A Federated Generalized Expectation-Maximization Algorithm for Mixture Models with an Unknown Number of Components
This addresses the problem of scalable and private clustering in distributed data settings for applications like healthcare or IoT, though it is incremental as it builds on EM methods.
The paper tackles federated clustering with an unknown number of clusters and heterogeneous client data by developing FedGEM, a federated generalized expectation-maximization algorithm, which achieves performance comparable to centralized EM and outperforms existing federated clustering methods in experiments.
We study the problem of federated clustering when the total number of clusters $K$ across clients is unknown, and the clients have heterogeneous but potentially overlapping cluster sets in their local data.

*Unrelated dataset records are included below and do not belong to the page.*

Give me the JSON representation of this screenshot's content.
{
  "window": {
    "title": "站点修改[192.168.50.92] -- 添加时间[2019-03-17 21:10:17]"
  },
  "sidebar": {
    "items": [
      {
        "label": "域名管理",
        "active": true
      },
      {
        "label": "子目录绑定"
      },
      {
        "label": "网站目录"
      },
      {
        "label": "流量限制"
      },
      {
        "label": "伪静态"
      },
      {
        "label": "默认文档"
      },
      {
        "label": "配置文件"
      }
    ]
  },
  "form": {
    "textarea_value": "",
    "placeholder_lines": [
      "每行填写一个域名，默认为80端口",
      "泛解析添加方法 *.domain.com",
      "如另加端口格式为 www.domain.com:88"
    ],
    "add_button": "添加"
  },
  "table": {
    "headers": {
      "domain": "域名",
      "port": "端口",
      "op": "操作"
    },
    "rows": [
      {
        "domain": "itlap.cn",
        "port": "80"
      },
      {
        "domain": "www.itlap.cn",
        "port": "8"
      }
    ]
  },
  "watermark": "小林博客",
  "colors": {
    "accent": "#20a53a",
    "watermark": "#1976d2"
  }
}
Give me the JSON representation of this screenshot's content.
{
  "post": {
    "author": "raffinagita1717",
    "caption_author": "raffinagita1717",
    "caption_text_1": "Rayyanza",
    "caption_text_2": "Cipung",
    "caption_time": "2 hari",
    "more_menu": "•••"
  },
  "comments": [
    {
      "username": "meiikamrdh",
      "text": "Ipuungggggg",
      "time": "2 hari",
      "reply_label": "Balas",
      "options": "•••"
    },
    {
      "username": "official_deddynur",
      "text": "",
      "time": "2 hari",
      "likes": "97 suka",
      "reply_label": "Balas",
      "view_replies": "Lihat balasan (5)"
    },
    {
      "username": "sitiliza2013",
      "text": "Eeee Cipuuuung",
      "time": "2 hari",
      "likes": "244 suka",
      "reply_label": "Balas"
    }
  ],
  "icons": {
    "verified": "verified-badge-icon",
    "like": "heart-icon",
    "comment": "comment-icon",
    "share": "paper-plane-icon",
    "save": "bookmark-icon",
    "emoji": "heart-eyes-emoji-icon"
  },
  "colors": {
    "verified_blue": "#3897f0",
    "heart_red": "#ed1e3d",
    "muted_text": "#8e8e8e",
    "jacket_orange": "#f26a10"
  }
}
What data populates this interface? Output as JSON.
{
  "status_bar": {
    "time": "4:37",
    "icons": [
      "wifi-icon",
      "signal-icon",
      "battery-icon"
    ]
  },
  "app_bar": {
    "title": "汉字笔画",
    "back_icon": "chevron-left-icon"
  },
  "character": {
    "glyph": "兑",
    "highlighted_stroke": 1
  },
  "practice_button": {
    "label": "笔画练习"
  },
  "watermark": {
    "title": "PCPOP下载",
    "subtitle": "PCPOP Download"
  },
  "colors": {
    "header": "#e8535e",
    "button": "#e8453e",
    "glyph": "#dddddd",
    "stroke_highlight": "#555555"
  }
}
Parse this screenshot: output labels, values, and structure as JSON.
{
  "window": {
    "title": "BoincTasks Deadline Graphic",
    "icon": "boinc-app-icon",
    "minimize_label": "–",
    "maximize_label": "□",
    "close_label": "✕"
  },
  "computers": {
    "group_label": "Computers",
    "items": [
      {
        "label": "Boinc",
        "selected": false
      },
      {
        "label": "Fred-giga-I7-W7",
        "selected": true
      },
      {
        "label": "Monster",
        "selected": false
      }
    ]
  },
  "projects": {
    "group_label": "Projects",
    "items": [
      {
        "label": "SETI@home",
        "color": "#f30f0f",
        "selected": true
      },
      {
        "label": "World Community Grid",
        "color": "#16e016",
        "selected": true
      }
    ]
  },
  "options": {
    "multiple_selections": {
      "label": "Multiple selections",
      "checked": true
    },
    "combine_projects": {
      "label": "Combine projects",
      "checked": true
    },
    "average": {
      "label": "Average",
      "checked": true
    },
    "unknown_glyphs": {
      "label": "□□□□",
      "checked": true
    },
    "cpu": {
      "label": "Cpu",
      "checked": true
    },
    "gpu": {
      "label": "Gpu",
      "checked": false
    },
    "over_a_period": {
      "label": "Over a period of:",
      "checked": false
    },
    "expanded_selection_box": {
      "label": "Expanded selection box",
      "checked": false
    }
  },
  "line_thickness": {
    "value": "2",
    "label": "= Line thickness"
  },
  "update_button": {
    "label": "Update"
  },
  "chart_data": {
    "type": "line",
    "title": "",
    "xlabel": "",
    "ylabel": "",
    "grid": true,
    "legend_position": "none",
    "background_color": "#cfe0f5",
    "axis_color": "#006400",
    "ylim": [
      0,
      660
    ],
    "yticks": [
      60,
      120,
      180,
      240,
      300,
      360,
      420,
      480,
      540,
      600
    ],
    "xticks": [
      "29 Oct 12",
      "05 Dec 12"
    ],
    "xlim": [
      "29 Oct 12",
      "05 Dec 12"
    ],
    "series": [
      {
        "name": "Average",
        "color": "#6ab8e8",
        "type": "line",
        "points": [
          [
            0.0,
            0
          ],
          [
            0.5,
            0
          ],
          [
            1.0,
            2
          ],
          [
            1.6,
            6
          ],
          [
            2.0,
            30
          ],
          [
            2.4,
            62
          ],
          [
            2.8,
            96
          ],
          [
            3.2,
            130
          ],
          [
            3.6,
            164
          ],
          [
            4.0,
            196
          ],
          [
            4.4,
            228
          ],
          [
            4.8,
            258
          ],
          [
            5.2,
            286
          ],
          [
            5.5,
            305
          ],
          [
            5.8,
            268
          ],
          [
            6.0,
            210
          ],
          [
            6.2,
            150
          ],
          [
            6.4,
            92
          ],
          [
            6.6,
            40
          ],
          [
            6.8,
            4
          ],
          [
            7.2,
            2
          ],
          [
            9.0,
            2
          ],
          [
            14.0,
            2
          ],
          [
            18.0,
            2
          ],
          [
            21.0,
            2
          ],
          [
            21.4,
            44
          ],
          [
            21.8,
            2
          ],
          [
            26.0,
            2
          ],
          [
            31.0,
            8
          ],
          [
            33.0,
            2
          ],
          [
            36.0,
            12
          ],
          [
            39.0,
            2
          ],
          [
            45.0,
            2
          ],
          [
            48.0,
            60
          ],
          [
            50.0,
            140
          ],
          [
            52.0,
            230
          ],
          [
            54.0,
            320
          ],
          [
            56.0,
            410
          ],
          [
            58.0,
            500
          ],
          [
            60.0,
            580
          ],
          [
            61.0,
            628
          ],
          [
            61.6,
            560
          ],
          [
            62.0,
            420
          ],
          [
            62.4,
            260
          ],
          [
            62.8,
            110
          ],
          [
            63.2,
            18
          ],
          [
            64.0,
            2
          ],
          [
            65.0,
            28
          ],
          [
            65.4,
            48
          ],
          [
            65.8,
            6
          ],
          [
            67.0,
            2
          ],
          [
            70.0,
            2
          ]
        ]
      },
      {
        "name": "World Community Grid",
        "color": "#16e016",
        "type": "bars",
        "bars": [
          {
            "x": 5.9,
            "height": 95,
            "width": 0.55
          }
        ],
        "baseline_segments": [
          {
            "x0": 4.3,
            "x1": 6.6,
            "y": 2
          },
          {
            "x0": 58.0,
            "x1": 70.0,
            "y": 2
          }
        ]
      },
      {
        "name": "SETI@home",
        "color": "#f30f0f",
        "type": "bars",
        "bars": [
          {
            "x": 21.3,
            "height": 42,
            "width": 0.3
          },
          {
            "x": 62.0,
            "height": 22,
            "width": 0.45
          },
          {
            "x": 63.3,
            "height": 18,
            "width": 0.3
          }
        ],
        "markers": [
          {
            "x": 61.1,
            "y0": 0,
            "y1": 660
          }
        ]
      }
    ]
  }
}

To that end, we develop FedGEM: a federated generalized expectation-maximization algorithm for the training of mixture models with an unknown number of components. Our proposed algorithm relies on each of the clients performing EM steps locally, and constructing an uncertainty set around the maximizer associated with each local component. The central server utilizes the uncertainty sets to learn potential cluster overlaps between clients, and infer the global number of clusters via closed-form computations. We perform a thorough theoretical study of our algorithm, presenting probabilistic convergence guarantees under common assumptions. Subsequently, we study the specific setting of isotropic GMMs, providing tractable, low-complexity computations to be performed by each client during each iteration of the algorithm, as well as rigorously verifying assumptions required for algorithm convergence. We perform various numerical experiments, where we empirically demonstrate that our proposed method achieves comparable performance to centralized EM, and that it outperforms various existing federated clustering methods.